Chapter 6, Problem 79RE

Solution

a.

To write an equation that models the height of the arrow as a function of $t$ .

  $h\left(t\right)=-16t^2+245t+200$

Given information:

A person shoots the arrow with an initial velocity 245 ft/sec straight up. The arrow leaves from a point 200 ft above the ground level.

Calculation:

Since the initial velocity is 245 and the arrow leaves from a height of 200 ft, the equation modeling the height of the arrow at any time $t$ can be given as:

  $\begin{array}{l}h\left(t\right)=-\frac{1}{2}\cdot 32t^2+245t+200\\ h\left(t\right)=-16t^2+245t+200\end{array}$

Conclusion:

The required equation that models the height of the arrow is $h\left(t\right)=-16t^2+245t+200$ .

b.

To write a parametric equation to simulate the height of the flight of the arrow.

The parametric equation that simulates the height of the flight of the arrow is $x\left(t\right)=t$ , $y\left(t\right)=-16t^2+245t+200$ .

Given information:

A person shoots the arrow with an initial velocity 245 ft/sec straight up. The arrow leaves from a point 200 ft above the ground level.

Calculation:

The equation modeling the height of the arrow at any time $t$ can be given as $h\left(t\right)=-16t^2+245t+200$ .

The parametric equation that simulates the height of the flight can be given as:

  $x\left(t\right)=t$ , $y\left(t\right)=-16t^2+245t+200$

Conclusion:

The parametric equation that simulates the height of the flight of the arrow is $x\left(t\right)=t$ , $y\left(t\right)=-16t^2+245t+200$ .

c.

To graph the parametric equation that models the height of the arrow.

Given information:

A person shoots the arrow with an initial velocity 245 ft/sec straight up. The arrow leaves from a point 200 ft above the ground level.

Calculation:

The parametric equation that simulates the height of the flight can be given as:

  $x\left(t\right)=t$ , $y\left(t\right)=-16t^2+245t+200$

Use a graphing calculator to graph the equation as shown below.

  

d.

To find the heigh of the arrow after 4 sec.

The parametric equation that simulates the height of the flight of the arrow is $x\left(t\right)=t$ , $y\left(t\right)=-16t^2+245t+200$ .

Given information:

A person shoots the arrow with an initial velocity 245 ft/sec straight up. The arrow leaves from a point 200 ft above the ground level.

Calculation:

The equation modeling the height of the arrow at any time $t$ can be given as $h\left(t\right)=-16t^2+245t+200$ .

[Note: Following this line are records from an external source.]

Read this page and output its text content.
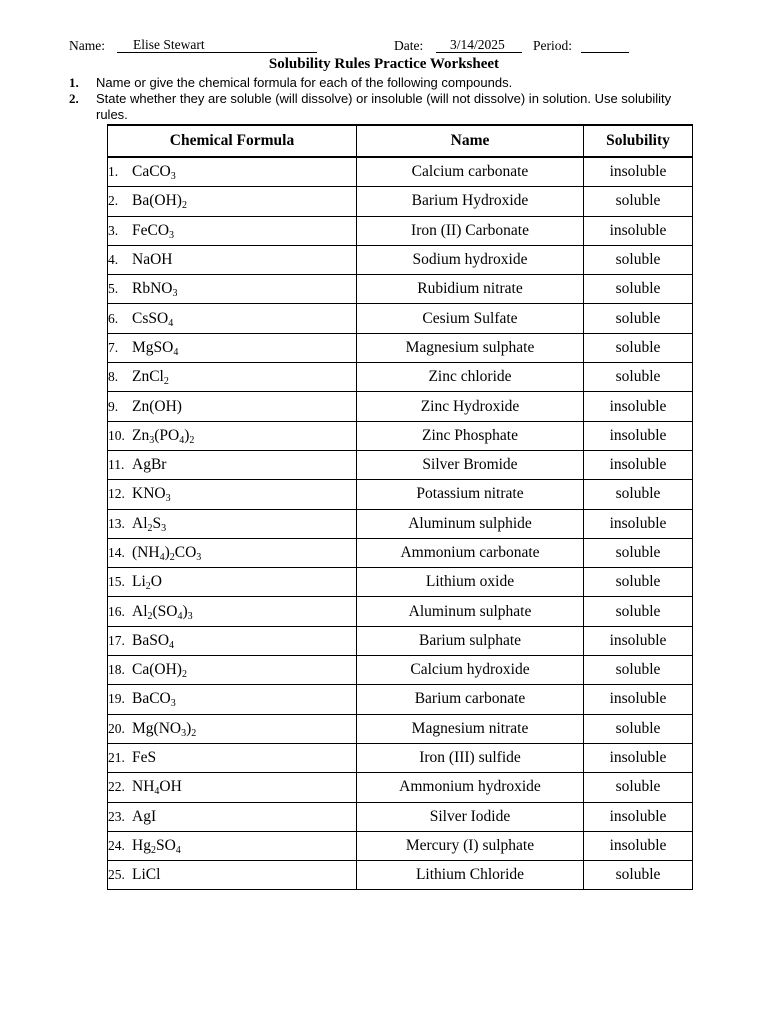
Name:	Elise Stewart	Date:	3/14/2025	Period:
Solubility Rules Practice Worksheet
1. Name or give the chemical formula for each of the following compounds.
2. State whether they are soluble (will dissolve) or insoluble (will not dissolve) in solution. Use solubility rules.
Chemical Formula	Name	Solubility
1. CaCO$_3$	Calcium carbonate	insoluble
2. $Ba(OH)_2$	Barium Hydroxide	soluble
3. FeCO$_3$	Iron (II) Carbonate	insoluble
4. NaOH	Sodium hydroxide	soluble
5. RbNO$_3$	Rubidium nitrate	soluble
6. CsSO$_4$	Cesium Sulfate	soluble
7. MgSO$_4$	Magnesium sulphate	soluble
8. ZnCl$_2$	Zinc chloride	soluble
9. Zn(OH)	Zinc Hydroxide	insoluble
10. $Zn_3(PO_4)_2$	Zinc Phosphate	insoluble
11. AgBr	Silver Bromide	insoluble
12. $KNO_3$	Potassium nitrate	soluble
13. $Al_2S_3$	Aluminum sulphide	insoluble
14. $(NH_4)_2CO_3$	Ammonium carbonate	soluble
15. $Li_2O$	Lithium oxide	soluble
16. $Al_2(SO_4)_3$	Aluminum sulphate	soluble
17. BaSO$_4$	Barium sulphate	insoluble
18. $Ca(OH)_2$	Calcium hydroxide	soluble
19. BaCO$_3$	Barium carbonate	insoluble
20. $Mg(NO_3)_2$	Magnesium nitrate	soluble
21. FeS	Iron (III) sulfide	insoluble
22. $NH_4OH$	Ammonium hydroxide	soluble
23. AgI	Silver Iodide	insoluble
24. $Hg_2SO_4$	Mercury (I) sulphate	insoluble
25. LiCl	Lithium Chloride	soluble
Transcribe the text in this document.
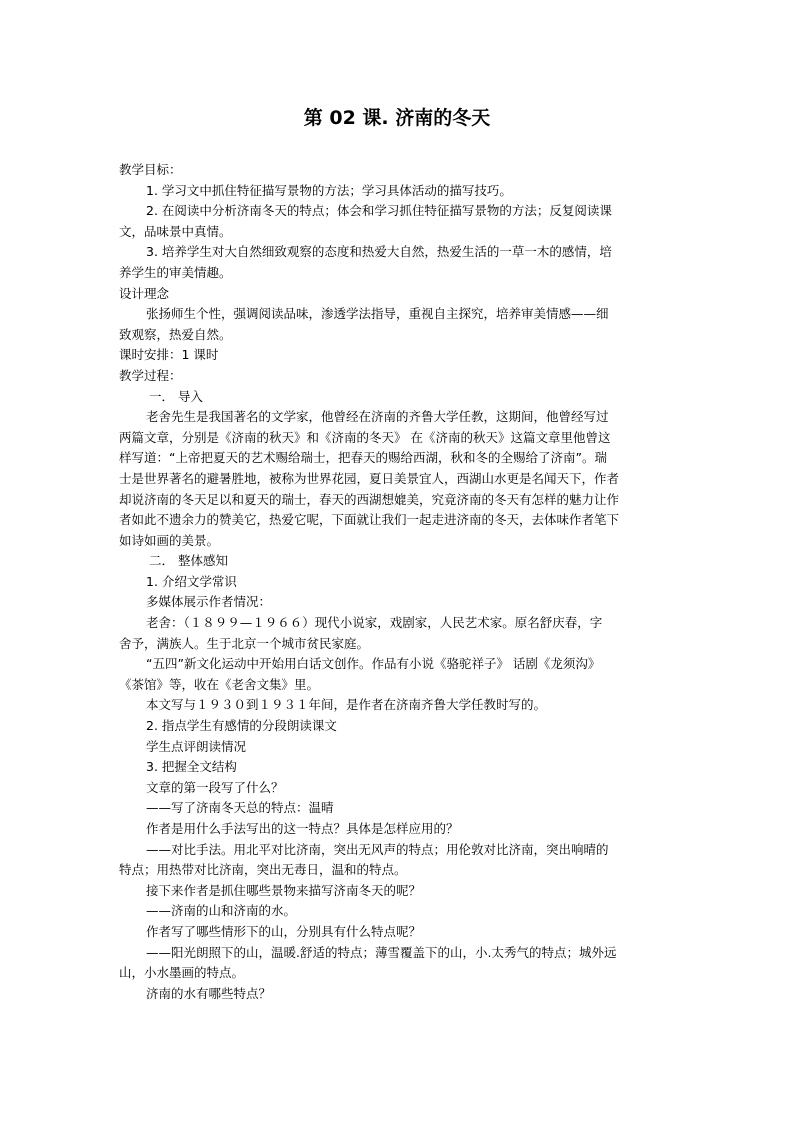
第 02 课. 济南的冬天
教学目标：
1. 学习文中抓住特征描写景物的方法；学习具体活动的描写技巧。
2. 在阅读中分析济南冬天的特点；体会和学习抓住特征描写景物的方法；反复阅读课
文，品味景中真情。
3. 培养学生对大自然细致观察的态度和热爱大自然，热爱生活的一草一木的感情，培
养学生的审美情趣。
设计理念
张扬师生个性，强调阅读品味，渗透学法指导，重视自主探究，培养审美情感——细
致观察，热爱自然。
课时安排：1 课时
教学过程：
一． 导入
老舍先生是我国著名的文学家，他曾经在济南的齐鲁大学任教，这期间，他曾经写过
两篇文章，分别是《济南的秋天》和《济南的冬天》 在《济南的秋天》这篇文章里他曾这
样写道：“上帝把夏天的艺术赐给瑞士，把春天的赐给西湖，秋和冬的全赐给了济南”。瑞
士是世界著名的避暑胜地，被称为世界花园，夏日美景宜人，西湖山水更是名闻天下，作者
却说济南的冬天足以和夏天的瑞士，春天的西湖想媲美，究竟济南的冬天有怎样的魅力让作
者如此不遗余力的赞美它，热爱它呢，下面就让我们一起走进济南的冬天，去体味作者笔下
如诗如画的美景。
二． 整体感知
1. 介绍文学常识
多媒体展示作者情况：
老舍：（１８９９—１９６６）现代小说家，戏剧家，人民艺术家。原名舒庆春，字
舍予，满族人。生于北京一个城市贫民家庭。
“五四”新文化运动中开始用白话文创作。作品有小说《骆驼祥子》 话剧《龙须沟》
《茶馆》等，收在《老舍文集》里。
本文写与１９３０到１９３１年间，是作者在济南齐鲁大学任教时写的。
2. 指点学生有感情的分段朗读课文
学生点评朗读情况
3. 把握全文结构
文章的第一段写了什么？
——写了济南冬天总的特点：温晴
作者是用什么手法写出的这一特点？具体是怎样应用的？
——对比手法。用北平对比济南，突出无风声的特点；用伦敦对比济南，突出响晴的
特点；用热带对比济南，突出无毒日，温和的特点。
接下来作者是抓住哪些景物来描写济南冬天的呢？
——济南的山和济南的水。
作者写了哪些情形下的山，分别具有什么特点呢？
——阳光朗照下的山，温暖.舒适的特点；薄雪覆盖下的山，小.太秀气的特点；城外远
山，小水墨画的特点。
济南的水有哪些特点？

Substitute $t=4$ in $h\left(t\right)=-16t^2+245t+200$ to find the heigh of the arrow after 4 sec.

  $\begin{array}{c}h\left(4\right)=-16{\left(4\right)}^2+245\left(4\right)+200\\ =-16\cdot 16+980+200\\ =924\end{array}$

Conclusion:

The height of the arrow after 4 sec is 924 ft.

e.

To find the time when the arrow hits the ground.

  $16.0894$ sec.

Given information:

A person shoots the arrow with an initial velocity 245 ft/sec straight up. The arrow leaves from a point 200 ft above the ground level.

Calculation:

The equation modeling the height of the arrow at any time $t$ can be given as $h\left(t\right)=-16t^2+245t+200$ .

When arrow hits the ground, $h\left(t\right)=0$ .

So, solve the equation $-16t^2+245t+200=0$ .

  $\begin{array}{c}-16t^2+245t+200=0\\ t=\frac{-245\pm \sqrt{{245}^2-4\left(-16\right)\cdot 200}}{2\left(-16\right)}\\ t=\frac{-245\pm 5\sqrt{2913}}{2\left(-16\right)}\\ t=\frac{-245+5\sqrt{2913}}{32},t=\frac{245+5\sqrt{2913}}{32}\\ t=-0.77690,t=16.08940\end{array}$

Since the cannot be negative, the value $t=-0.77690$ is discarded.

Conclusion:

The arrow takes $t=16.0894$ sec to hit the ground.